Hawaii residents suffering from past/present leadership failures, and it’s just turned dangerous

Hawaii residents suffering from past/present leadership failures, and it’s just turned dangerous

Dangerously, the State of Hawaii is incapable of policing itself, or purging incompetent managers

Lawmakers decision to readmit tourists may be ill timed and dangerous

As a result of the enormous economic damage done to the state's economy because of the pandemic, administrators are now scrambling to find money to keep our economy going.  In their panic, they are about to unleash a poorly thought-through plan to allow tourists back into Hawaii on August 1st, less than a month away.  The plan is to allow the commingling of “untested” (set for two-week quarantine)  and “tested” passengers (allowed immediate entry) flying to Hawaii on the very same plane.   Obviously, there is no reason why the infected untested passenger wouldn’t infect “tested” passengers nearby (who will gain immediate access to our local population).  Apparently, even despite the record resurgence of Covid-19 infections on the mainland, this seems to have been lost on Doc Green, and, not surprisingly, on David Ige. 

 

Revenue shortages in Hawaii have deep roots . . . way before the pandemic

Ige and Green say it’s necessary to reopen the borders to tourists because of revenue shortfalls.  What they’ve carefully avoided telling you is why Hawaii has so little rainy-day cash on hand.  There are so many reasons, all traceable to poor leadership decisions; here’s a case in point:

DLNR/DOBOR’s fiscal mismanagement of the state’s public assets and lands has been so far-reaching over the past ten years that it has cost taxpayers $millions of dollars in lost revenues, bungled contracts, and physically dilapidated state property (read: public property).  These are resources that could have been in reserve, or better used to manage public affairs.  Now comes the pandemic and the state needs money.   Money, not only to cover current lost revenues, but also to cover the lost millions of dollars that could have been there had it not been squandered through repeated leadership bungling over the past ten years.

 

State agency confusion about coronavirus response may have helped to spread the virus

The DLNR/DOBOR’s catastrophic fiscal damage aside, its frightening pandemic response, during which it completely abandoned the public harbor system while simultaneously violating the governor’s own pandemic proclamations, has contributed to the spread of the virus while leaving public harbor tenants to mostly fend for themselves.  You read that correctly: a state agency that was deliberately in violation of the state’s own emergency pandemic proclamation orders.

 

Recent questions about state agency accounting system may stem from years of lax oversight

Now it appears as though there may be major problems with DOBOR’s statewide harbor tenant accounting system, resulting in the systematic overcharging of boaters over a period of years and compounded by DOBOR’s misguided need to charge $100 per month in penalties for accounts that are allegedly in arrears, but actually might just be suffering from endemic internal accounting errors.

 

The pandemic has turned out to be the big tattletale, outing our governor and his minions, and every lawmaker that asked for your trust, for their inept handling of critical public affairs.  It’s all come home to roost now, and the public has been left holding the bag.    

 

Harbor tenant's letter of complaint a microcosm of the public's frustration in the much bigger picture

Bruce Baxter, a longtime IT specialist and programmer, taxpayer, and boat owner in the state’s public harbor system shares his frustration with this recent letter to a DOBOR harbor master at Hawaii’s biggest public harbor:

Howzit [harbor master],

Imagine this happening to you:

You wake up in the middle of the night with some GI distress.  You fumble around in the dark and manage to get down the hall to your bathroom.  You open the door looking forward to relieving the pressure in your lower bowel, but you find 2 people you don't know in your bathroom ― 1 male and 1 female and their dog.  The woman is standing outside your shower with a towel draped around herself.  The man is gathering up his stuff.  The woman says, "I'm naked.  Would you please go out until I get dressed?"

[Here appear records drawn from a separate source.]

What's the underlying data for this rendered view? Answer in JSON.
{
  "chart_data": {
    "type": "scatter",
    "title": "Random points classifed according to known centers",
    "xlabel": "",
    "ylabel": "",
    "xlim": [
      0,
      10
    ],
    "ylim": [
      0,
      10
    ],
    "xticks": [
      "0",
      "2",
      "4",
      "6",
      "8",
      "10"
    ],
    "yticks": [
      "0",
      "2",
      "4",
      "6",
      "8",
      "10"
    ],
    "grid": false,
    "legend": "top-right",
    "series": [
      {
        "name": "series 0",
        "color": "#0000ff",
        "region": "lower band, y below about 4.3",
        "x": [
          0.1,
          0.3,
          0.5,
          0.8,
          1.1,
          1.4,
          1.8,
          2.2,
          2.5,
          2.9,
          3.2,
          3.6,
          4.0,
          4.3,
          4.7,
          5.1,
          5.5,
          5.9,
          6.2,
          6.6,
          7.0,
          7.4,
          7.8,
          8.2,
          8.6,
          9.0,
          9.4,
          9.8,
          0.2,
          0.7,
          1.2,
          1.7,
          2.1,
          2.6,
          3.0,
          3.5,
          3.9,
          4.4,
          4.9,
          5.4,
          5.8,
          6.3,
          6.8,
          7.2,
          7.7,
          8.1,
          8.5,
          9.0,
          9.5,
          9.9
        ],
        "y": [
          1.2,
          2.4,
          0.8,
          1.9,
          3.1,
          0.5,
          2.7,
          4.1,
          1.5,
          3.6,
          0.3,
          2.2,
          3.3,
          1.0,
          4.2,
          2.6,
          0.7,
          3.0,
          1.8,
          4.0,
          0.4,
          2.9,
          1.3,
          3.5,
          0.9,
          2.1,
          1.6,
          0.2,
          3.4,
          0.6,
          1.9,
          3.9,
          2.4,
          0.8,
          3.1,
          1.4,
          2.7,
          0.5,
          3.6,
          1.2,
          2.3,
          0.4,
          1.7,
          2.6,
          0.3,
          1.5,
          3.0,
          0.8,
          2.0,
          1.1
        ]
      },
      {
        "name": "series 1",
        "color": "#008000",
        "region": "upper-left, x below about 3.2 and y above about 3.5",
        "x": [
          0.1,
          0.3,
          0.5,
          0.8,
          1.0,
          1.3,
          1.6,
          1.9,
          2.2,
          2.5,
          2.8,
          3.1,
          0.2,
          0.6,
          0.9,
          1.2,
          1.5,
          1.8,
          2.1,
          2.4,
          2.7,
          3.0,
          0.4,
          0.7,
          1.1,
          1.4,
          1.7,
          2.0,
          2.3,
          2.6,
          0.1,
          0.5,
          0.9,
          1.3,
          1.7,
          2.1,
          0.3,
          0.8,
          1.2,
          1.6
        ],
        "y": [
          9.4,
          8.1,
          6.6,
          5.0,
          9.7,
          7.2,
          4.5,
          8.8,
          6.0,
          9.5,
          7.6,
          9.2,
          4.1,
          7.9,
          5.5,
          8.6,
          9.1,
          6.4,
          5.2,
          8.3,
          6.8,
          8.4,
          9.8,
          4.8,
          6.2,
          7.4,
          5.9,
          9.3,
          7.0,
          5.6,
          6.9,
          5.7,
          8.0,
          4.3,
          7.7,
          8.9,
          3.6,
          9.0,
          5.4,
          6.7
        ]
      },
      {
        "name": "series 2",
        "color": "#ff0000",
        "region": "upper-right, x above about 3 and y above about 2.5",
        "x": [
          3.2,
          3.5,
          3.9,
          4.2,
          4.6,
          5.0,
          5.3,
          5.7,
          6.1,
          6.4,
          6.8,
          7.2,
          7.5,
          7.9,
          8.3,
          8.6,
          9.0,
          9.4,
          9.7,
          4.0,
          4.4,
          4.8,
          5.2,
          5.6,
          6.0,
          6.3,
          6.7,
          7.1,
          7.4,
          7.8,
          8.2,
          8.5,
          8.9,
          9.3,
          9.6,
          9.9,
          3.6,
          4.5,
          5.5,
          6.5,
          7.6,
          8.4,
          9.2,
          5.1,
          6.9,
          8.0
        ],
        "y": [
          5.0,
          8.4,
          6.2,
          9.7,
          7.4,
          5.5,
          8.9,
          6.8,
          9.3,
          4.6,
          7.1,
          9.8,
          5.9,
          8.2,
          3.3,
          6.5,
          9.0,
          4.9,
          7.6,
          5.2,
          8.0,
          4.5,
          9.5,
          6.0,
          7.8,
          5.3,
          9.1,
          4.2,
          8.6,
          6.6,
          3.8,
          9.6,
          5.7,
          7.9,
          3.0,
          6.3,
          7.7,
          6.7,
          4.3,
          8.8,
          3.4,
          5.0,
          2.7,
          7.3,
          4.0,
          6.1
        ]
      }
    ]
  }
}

You go back out to your hallway and in a few minutes, all three emerge and leave.  You take pictures of them as they do ― not great pictures because you're not yet fully awake.

You then enter your bathroom and deal with the original reason for being up in the middle of the night.

But this would never happen to you, because... 

  • You’re not having to pay an exorbitant and unlawful amount of money for a liveaboard slip at the Ala Wai Small Boat Harbor
  • You don't pay a premium price to share your bathroom with homeless people 
  • You don't pay a premium price for highly-touted but nonexistent security
  • You don't have a homeless camp in your back yard

The access card used this morning immediately before 0235 is being used by the homeless.  If you like them using the shower, have them go to your place and use yours. 

Otherwise,  turn off the card that entered just before my 2 accesses around 0235 this morning.

 

As the frustration grows, the homeless population swells, the risk of a contagion infection increases and our economic crisis broadens, our only option may be to finally wake up and rid ourselves of the toxic leadership that has made such a mess of things. Hawaii needs a new breed of leader who is committed to making Hawaii a better place to live for the grass roots who call these islands home.